The command makes an underlying assumption very clear. There can be no justice without truth. If you or I lie in court, justice will be subverted. Then, before you know it, you will have to have grinding, opaque, expensive, acrimonious, stress-ridden – and frequently very unrewarding – legal proceedings (welcome to the real world). The only justification for such a system is that the alternative would be even worse. The one remaining recourse victims would have would be vigilante action. So, God bless our expensive, soul crushing, lie-infested court proceedings because without them things would be worse, by a very large margin. Thus, career security for lawyers.
Anyway, the thing is that this command needs hardly to be stretched at all to make it forbid all lying – not just lying under oath, but all lying.
Why, what’s the problem with lies, say, even small ones? Well, for one thing, they can come back to haunt you. Mine did. Recently I had to submit to an interview in which I was told to be rigorous in revealing any dishonesty. Hence, my recalling my court testimony many years ago. Well, I could have told another lie to cover that one up. I chose not to, and – this is not meant as a self-promotion – I feel a lot better for it. I believe that I am a lot better for it. It is good for my being to be truthful.
That brings me to a second reason why lies are destructive and truth makes us stronger. Lies weaken us. We are not stronger when we lie – though we may feel we have escaped the devil when we do because some negative consequence has been avoided. Such feelings will betray you. There is no strength in distorting the facts of your life.
Those feelings of superiority because you have gotten away with something through lying will give way (or they should give way) to other feelings. Guilt, disappointment with yourself and so forth. Those ill feelings are on the money. Follow them. They will reveal that truth, not lies, is what builds a sound life.
Telling truth gives us integrity and confidence. It makes others trust you and that means they will open doors for you. This last point is something of supreme importance for you, your marriage partner, and any children the two of you may have. (I hope you have children. They are a good thing. A very good thing.)
Finally, lies contribute to destruction. Truck owners and their employees who do not ensure that the vehicle brakes are in good working order place at risk other drivers and pedestrians. Lying about all of that helps them to avoid taking the responsibility for keeping equipment safe – responsibility that comes with ownership.

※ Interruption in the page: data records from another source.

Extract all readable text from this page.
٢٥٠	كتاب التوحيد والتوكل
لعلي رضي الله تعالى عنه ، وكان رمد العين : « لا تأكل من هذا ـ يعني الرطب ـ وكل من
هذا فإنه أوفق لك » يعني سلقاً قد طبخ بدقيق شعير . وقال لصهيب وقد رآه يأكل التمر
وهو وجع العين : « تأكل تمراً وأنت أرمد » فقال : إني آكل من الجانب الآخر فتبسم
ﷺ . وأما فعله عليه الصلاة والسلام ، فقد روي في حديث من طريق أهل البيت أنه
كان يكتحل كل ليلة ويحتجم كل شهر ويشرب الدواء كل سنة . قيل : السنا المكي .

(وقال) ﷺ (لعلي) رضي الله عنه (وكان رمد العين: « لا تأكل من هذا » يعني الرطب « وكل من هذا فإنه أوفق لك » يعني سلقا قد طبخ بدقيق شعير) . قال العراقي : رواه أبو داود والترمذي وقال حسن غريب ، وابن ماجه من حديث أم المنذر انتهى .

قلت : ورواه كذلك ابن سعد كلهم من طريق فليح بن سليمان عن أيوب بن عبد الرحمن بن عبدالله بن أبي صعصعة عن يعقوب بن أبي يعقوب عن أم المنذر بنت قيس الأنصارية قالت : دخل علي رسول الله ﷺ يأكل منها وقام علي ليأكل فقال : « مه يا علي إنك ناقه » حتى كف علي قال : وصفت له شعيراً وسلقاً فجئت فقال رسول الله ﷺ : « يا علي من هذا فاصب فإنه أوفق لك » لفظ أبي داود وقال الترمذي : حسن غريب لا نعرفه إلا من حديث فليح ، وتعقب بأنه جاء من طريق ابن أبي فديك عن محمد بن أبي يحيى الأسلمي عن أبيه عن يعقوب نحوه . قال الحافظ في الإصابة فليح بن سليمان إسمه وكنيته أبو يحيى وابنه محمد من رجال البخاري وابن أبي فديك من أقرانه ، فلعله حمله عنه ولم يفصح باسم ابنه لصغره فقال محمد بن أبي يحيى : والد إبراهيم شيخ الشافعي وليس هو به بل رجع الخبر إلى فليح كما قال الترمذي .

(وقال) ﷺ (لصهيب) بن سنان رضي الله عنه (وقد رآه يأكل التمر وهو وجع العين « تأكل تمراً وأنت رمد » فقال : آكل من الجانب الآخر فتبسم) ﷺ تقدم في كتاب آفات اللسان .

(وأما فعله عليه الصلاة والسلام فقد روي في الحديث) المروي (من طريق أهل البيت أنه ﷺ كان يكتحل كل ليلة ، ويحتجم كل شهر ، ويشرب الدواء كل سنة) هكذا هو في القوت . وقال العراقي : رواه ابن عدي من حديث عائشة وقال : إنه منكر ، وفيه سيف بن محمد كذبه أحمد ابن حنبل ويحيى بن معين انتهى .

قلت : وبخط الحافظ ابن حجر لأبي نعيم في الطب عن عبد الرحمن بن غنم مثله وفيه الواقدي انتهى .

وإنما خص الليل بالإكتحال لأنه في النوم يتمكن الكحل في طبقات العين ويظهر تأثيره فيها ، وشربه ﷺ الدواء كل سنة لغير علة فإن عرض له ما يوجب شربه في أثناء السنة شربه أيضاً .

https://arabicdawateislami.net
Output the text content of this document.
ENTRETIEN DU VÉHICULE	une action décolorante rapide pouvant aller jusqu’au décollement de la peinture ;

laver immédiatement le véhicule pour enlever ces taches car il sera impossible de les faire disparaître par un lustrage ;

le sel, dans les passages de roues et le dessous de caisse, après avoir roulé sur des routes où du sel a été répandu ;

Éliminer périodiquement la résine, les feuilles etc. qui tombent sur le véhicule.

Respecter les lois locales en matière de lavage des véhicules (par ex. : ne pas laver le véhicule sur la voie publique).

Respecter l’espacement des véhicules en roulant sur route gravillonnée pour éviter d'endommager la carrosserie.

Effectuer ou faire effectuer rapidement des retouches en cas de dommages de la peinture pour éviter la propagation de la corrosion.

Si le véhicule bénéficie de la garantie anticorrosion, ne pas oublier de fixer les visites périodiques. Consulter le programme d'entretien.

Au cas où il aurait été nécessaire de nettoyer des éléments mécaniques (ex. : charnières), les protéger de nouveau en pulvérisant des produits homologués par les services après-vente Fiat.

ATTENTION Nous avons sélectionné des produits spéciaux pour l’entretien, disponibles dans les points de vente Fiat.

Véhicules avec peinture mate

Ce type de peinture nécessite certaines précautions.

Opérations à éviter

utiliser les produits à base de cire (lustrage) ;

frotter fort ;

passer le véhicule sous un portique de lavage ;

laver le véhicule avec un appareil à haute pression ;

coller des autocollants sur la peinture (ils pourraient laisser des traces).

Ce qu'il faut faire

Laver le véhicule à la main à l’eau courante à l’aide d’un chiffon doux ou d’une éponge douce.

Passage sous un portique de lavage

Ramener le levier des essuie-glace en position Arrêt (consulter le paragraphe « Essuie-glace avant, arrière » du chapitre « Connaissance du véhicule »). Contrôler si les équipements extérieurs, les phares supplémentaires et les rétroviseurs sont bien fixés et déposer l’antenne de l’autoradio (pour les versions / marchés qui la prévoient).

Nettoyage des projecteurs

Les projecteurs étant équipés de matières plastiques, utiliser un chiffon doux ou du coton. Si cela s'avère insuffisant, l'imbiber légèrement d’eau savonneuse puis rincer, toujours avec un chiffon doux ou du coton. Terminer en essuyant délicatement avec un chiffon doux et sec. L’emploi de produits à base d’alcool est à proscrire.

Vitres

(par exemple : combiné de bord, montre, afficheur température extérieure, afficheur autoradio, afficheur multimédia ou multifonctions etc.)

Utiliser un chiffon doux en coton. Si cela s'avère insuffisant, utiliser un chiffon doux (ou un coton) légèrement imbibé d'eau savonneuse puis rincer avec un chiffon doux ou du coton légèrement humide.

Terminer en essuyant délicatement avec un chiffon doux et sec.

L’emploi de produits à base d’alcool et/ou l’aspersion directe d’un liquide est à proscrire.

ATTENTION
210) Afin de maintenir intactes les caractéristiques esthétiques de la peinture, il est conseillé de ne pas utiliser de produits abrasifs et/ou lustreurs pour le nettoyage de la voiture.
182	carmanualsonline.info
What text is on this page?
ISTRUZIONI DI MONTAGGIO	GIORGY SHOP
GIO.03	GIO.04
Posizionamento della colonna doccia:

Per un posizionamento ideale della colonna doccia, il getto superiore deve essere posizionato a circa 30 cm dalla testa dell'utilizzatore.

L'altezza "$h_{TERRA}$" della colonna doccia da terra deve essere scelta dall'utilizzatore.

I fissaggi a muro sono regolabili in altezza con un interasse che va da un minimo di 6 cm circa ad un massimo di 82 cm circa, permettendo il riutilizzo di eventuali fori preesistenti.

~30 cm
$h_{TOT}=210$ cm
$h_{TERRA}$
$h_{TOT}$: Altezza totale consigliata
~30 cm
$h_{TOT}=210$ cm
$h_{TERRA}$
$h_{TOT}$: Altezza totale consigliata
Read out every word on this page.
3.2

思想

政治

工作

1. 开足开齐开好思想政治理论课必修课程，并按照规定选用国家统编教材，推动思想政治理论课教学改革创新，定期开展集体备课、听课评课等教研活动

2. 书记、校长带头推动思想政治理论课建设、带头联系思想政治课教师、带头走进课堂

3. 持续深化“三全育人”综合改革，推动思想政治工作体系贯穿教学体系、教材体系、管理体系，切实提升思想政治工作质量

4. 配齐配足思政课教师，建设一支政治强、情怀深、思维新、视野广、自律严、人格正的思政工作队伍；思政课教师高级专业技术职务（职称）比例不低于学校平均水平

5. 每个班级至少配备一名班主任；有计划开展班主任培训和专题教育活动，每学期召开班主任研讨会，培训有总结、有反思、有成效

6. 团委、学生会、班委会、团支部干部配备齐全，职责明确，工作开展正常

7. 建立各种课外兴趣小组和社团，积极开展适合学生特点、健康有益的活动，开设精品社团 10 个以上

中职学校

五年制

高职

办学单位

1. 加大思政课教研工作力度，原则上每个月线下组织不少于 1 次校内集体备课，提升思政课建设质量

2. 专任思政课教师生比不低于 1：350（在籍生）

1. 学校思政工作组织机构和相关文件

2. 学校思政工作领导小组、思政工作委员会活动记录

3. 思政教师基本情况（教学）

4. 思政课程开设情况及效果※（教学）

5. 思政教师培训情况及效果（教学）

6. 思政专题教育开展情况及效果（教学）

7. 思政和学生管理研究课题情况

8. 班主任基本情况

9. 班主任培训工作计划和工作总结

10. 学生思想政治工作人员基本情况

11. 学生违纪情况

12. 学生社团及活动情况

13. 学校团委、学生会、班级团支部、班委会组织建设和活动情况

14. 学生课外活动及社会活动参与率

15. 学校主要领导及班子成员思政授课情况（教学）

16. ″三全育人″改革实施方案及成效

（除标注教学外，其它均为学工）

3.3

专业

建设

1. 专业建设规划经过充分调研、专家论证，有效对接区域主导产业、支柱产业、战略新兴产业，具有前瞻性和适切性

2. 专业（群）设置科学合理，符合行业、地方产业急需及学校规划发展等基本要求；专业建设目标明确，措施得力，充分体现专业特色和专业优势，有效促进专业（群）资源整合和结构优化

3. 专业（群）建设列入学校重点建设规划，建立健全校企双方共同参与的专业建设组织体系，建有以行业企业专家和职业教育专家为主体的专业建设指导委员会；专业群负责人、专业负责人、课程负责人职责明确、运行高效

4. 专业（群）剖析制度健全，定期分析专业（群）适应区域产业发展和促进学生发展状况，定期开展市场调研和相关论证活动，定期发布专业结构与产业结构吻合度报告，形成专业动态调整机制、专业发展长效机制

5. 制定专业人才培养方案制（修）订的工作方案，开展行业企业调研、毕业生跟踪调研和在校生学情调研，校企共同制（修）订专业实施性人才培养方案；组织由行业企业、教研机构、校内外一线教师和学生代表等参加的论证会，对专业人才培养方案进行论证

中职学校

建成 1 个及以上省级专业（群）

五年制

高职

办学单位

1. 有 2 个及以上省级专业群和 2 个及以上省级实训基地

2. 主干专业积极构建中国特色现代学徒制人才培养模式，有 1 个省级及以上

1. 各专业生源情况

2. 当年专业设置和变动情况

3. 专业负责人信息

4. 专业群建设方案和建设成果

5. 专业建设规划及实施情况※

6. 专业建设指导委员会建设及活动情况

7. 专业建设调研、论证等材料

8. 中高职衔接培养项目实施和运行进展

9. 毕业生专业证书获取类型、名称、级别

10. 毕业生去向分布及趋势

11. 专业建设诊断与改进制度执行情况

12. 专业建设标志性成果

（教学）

The greater the structure into which a lie is introduced, the greater the potential damage. A lie introduced into an inquiry about the marketing techniques of tobacco companies, into academic research, into a family system, or into the political life of a nation, can have many consequences that the liar does not foresee. In worst cases, they provoke domestic murder and war.
So, 2019 is underway. It’s probably the year of many things. But make it also the Year of Truth. And if you do, you may be surprised that by Jan. 1, 2020 your life has taken some new, good turns because you were truthful. And that is worth aiming for.